Switched Neural Networks for Simultaneous Learning of Multiple Functions


EFE M. Ö., Kurkcu B., Kasnakoglu C., Mohamed Z., Liu Z.

IEEE Transactions on Emerging Topics in Computational Intelligence, 2024 (SCI-Expanded) identifier

  • Publication Type: Article / Article
  • Publication Date: 2024
  • Doi Number: 10.1109/tetci.2024.3369981
  • Journal Name: IEEE Transactions on Emerging Topics in Computational Intelligence
  • Journal Indexes: Science Citation Index Expanded (SCI-EXPANDED), Scopus
  • Keywords: Artificial neural networks, Genetic algorithms, genetic algorithms, learning multiple functions, Neural networks, Optimization, parameter switching, Switches, Task analysis, Training, Vectors
  • Hacettepe University Affiliated: Yes

Abstract

This paper introduces the notion of switched neural networks for learning multiple functions under different switching configurations. The neural network structure has adjustable parameters and for each function the state of the parameter vector is determined by a mask vector, 1/0 for active/inactive or +1/-1 for plain/inverted. The optimization problem is to schedule the switching strategy (mask vector) required for each function together with the best parameter vector (weights/biases) minimizing the loss function.
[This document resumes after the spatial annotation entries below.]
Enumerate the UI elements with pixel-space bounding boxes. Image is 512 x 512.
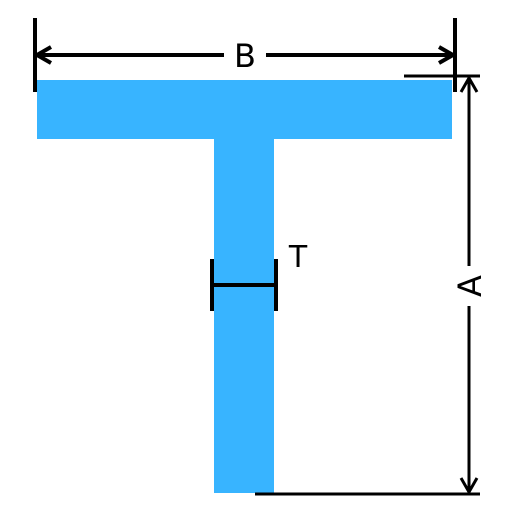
dimension-a-top-arrow xyxy=(459,74,479,93)
dimension-b-right-arrow xyxy=(438,45,458,65)
dimension-b-left-arrow xyxy=(32,45,52,65)
dimension-a-bottom-arrow xyxy=(459,477,479,496)
dimension-t-label: T xyxy=(288,240,308,275)
dimension-a xyxy=(255,74,480,496)
dimension-a-label: A xyxy=(451,275,489,297)
dimension-b-label: B xyxy=(234,37,256,75)
dimension-t xyxy=(210,259,278,311)
dimension-b xyxy=(32,18,458,92)
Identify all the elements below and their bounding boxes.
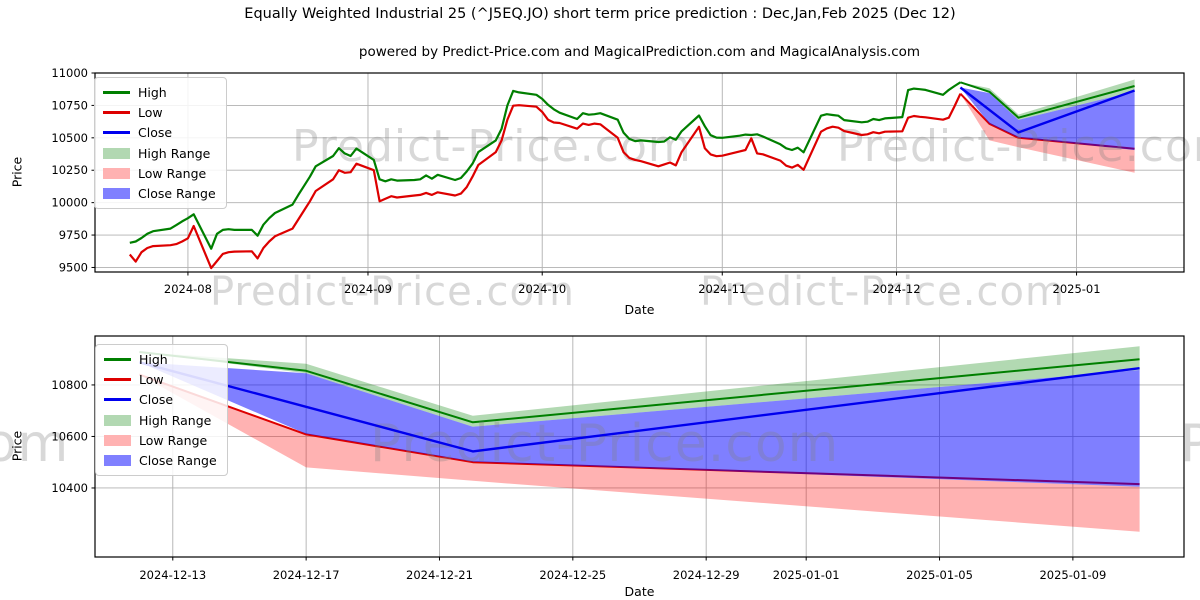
y-tick-label: 11000 bbox=[51, 66, 88, 80]
x-tick-label: 2025-01-09 bbox=[1039, 568, 1106, 582]
watermark: Predict-Price.com bbox=[292, 121, 692, 172]
legend-label: Close bbox=[139, 392, 174, 408]
legend-item-low: Low bbox=[103, 104, 216, 120]
y-tick-label: 10400 bbox=[51, 481, 88, 495]
legend-line-swatch bbox=[103, 110, 130, 114]
legend-item-high: High bbox=[103, 84, 216, 100]
legend-item-close-range: Close Range bbox=[104, 453, 217, 469]
price-chart-top: Predict-Price.com Predict-Price.com Predic… bbox=[51, 66, 1200, 315]
plot-frame bbox=[94, 72, 1185, 273]
legend-label: High Range bbox=[139, 412, 212, 428]
y-axis-label-top: Price bbox=[9, 156, 25, 188]
close-prediction-line bbox=[139, 361, 1140, 453]
x-tick-label: 2024-12-13 bbox=[139, 568, 206, 582]
legend-item-high-range: High Range bbox=[104, 412, 217, 428]
legend-patch-swatch bbox=[104, 455, 131, 467]
y-tick-label: 10600 bbox=[51, 429, 88, 443]
y-tick-label: 10250 bbox=[51, 163, 88, 177]
x-tick-label: 2024-12-21 bbox=[406, 568, 473, 582]
legend-top-chart: High Low Close High Range Low Range Close Ran… bbox=[94, 77, 227, 209]
legend-item-high: High bbox=[104, 351, 217, 367]
legend-patch-swatch bbox=[103, 188, 130, 200]
legend-label: Close bbox=[138, 125, 173, 141]
y-tick-label: 10800 bbox=[51, 378, 88, 392]
x-tick-label: 2024-12 bbox=[872, 282, 920, 296]
powered-by-subtitle: powered by Predict-Price.com and Magical… bbox=[358, 44, 921, 60]
x-axis-label-top: Date bbox=[624, 302, 655, 317]
legend-item-high-range: High Range bbox=[103, 145, 216, 161]
x-tick-label: 2025-01-01 bbox=[773, 568, 840, 582]
y-tick-label: 10500 bbox=[51, 131, 88, 145]
x-tick-label: 2024-12-29 bbox=[673, 568, 740, 582]
legend-item-low: Low bbox=[104, 371, 217, 387]
legend-patch-swatch bbox=[103, 147, 130, 159]
legend-item-low-range: Low Range bbox=[103, 166, 216, 182]
y-axis-label-bottom: Price bbox=[9, 430, 25, 462]
low-history-line bbox=[128, 93, 962, 270]
y-tick-label: 9500 bbox=[59, 260, 88, 274]
legend-line-swatch bbox=[104, 357, 131, 361]
x-tick-label: 2024-12-25 bbox=[539, 568, 606, 582]
x-tick-label: 2024-09 bbox=[344, 282, 392, 296]
x-tick-label: 2025-01-05 bbox=[906, 568, 973, 582]
legend-patch-swatch bbox=[104, 414, 131, 426]
watermark: Predict-Price.com bbox=[837, 121, 1200, 172]
watermark: Predict-Price.com bbox=[700, 269, 1065, 315]
legend-label: Low bbox=[138, 104, 163, 120]
legend-label: High bbox=[138, 84, 167, 100]
legend-patch-swatch bbox=[103, 168, 130, 180]
watermark: Predict-Price.com bbox=[370, 414, 839, 474]
legend-patch-swatch bbox=[104, 435, 131, 447]
high-history-line bbox=[129, 81, 961, 250]
close-range-band bbox=[960, 87, 1135, 151]
y-tick-label: 9750 bbox=[59, 228, 88, 242]
x-tick-label: 2024-11 bbox=[698, 282, 746, 296]
high-range-band bbox=[960, 79, 1135, 120]
legend-line-swatch bbox=[104, 398, 131, 402]
figure-title: Equally Weighted Industrial 25 (^J5EQ.JO… bbox=[244, 6, 956, 22]
legend-label: High bbox=[139, 351, 168, 367]
x-tick-label: 2025-01 bbox=[1053, 282, 1101, 296]
legend-bottom-chart: High Low Close High Range Low Range Close Ran… bbox=[95, 344, 228, 476]
legend-label: Low Range bbox=[139, 433, 208, 449]
y-tick-label: 10750 bbox=[51, 98, 88, 112]
watermark: Predict-Price.com bbox=[1180, 414, 1200, 474]
x-tick-label: 2024-08 bbox=[164, 282, 212, 296]
watermark: Predict-Price.com bbox=[0, 414, 69, 474]
legend-line-swatch bbox=[103, 90, 130, 94]
watermark: Predict-Price.com bbox=[210, 269, 575, 315]
x-tick-label: 2024-10 bbox=[518, 282, 566, 296]
legend-item-close: Close bbox=[103, 125, 216, 141]
x-tick-label: 2024-12-17 bbox=[273, 568, 340, 582]
legend-label: Close Range bbox=[139, 453, 217, 469]
high-prediction-line bbox=[960, 81, 1135, 119]
close-prediction-line bbox=[959, 86, 1136, 134]
legend-item-low-range: Low Range bbox=[104, 433, 217, 449]
high-range-band bbox=[139, 346, 1140, 427]
legend-label: Low Range bbox=[138, 166, 207, 182]
legend-label: Close Range bbox=[138, 186, 216, 202]
legend-line-swatch bbox=[104, 377, 131, 381]
legend-item-close: Close bbox=[104, 392, 217, 408]
low-range-band bbox=[139, 374, 1140, 532]
legend-line-swatch bbox=[103, 131, 130, 135]
legend-label: High Range bbox=[138, 145, 211, 161]
close-range-band bbox=[139, 362, 1140, 487]
low-range-band bbox=[960, 93, 1135, 173]
legend-label: Low bbox=[139, 371, 164, 387]
x-axis-label-bottom: Date bbox=[624, 584, 655, 599]
legend-item-close-range: Close Range bbox=[103, 186, 216, 202]
y-tick-label: 10000 bbox=[51, 196, 88, 210]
This requires a procedure that optimizes a vector containing real and binary values simultaneously to discover commonalities among various functions. Our studies show that a small sized neural network structure with an appropriate switching regime is able to learn multiple functions successfully. During the tests focusing on classification, we considered 2-variable binary functions and all 16 combinations have been chosen as the functions. The regression tests consider four functions of two variables. Our studies showed that simple NN structures are capable of storing multiple information via appropriate switching.